"Hull's candidacy illustrates an increasingly prominent
phenomenon: the attempt of rich unknowns to buy their way into
major public office. As the cost of campaigns continues to soar,
these people have become more important to cash-strapped political
parties. Over the past decade, a succession of them have spent
—JOSHUA GREEN, The Atlantic, Jan./Feb. 2004
REUTERS REPORTER: Where is this guy? I'm leaving.
CHICAGO SUN-TIMES REPORTER: He can't be serious. He can't win. Not against Obama. Not after the Keyes fiasco.

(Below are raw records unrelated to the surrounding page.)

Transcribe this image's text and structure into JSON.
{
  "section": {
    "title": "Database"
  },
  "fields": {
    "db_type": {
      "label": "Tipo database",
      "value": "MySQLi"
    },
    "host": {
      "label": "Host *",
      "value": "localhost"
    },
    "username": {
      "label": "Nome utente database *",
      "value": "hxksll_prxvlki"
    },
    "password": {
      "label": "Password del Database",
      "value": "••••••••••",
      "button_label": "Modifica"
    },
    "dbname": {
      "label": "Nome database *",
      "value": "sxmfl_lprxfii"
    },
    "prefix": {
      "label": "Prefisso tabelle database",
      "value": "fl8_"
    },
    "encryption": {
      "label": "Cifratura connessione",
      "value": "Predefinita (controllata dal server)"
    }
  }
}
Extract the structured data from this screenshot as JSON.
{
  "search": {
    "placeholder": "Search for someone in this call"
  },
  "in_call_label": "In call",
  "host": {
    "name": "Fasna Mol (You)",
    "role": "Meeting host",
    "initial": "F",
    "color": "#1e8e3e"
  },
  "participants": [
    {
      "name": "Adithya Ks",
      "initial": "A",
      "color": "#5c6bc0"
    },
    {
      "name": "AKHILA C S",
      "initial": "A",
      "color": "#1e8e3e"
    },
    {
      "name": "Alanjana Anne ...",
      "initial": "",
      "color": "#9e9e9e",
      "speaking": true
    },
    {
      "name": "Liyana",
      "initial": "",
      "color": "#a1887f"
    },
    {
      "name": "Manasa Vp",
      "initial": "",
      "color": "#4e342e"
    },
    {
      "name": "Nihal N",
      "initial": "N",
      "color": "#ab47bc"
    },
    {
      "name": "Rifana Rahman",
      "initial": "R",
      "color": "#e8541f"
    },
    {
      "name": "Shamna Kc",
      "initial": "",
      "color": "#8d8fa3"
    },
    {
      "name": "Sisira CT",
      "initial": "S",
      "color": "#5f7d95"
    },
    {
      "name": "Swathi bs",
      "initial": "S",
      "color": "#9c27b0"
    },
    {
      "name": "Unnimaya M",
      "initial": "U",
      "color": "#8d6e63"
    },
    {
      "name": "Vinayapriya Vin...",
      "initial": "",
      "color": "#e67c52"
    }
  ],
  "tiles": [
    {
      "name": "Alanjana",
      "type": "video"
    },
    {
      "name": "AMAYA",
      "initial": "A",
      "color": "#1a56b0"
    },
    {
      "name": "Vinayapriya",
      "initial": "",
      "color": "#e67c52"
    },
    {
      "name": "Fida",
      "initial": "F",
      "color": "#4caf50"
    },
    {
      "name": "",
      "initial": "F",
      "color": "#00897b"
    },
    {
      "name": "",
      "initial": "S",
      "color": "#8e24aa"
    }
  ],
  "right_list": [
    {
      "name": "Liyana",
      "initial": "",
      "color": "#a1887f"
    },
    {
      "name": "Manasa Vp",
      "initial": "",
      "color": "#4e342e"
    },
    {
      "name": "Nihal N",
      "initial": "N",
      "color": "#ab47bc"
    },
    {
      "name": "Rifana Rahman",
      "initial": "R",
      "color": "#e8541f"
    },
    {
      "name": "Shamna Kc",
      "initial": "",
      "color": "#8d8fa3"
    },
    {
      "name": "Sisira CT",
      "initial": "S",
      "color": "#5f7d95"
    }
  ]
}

CHICAGO PUBLIC RADIO REPORTER: He's worth billions, and he's spending about half of it on this race. Sorry, but that's serious.
SUN-TIMES: Look at this place. Cigars. Wing chairs. Pewter. He's announcing at his club. What kind of nut announces his Senate candidacy at his club?
PUBLIC RADIO: Jon Corzine spent $62 million. That seemed like a lot of money.
REUTERS: It is a lot of money, where I come from.
PUBLIC RADIO: Well, this guy makes Corzine look like a cheapskate.
SUN-TIMES: I hear he's smart. He owns 12 companies. He went to Harvard.
REUTERS: I hear he's an idiot. He inherited.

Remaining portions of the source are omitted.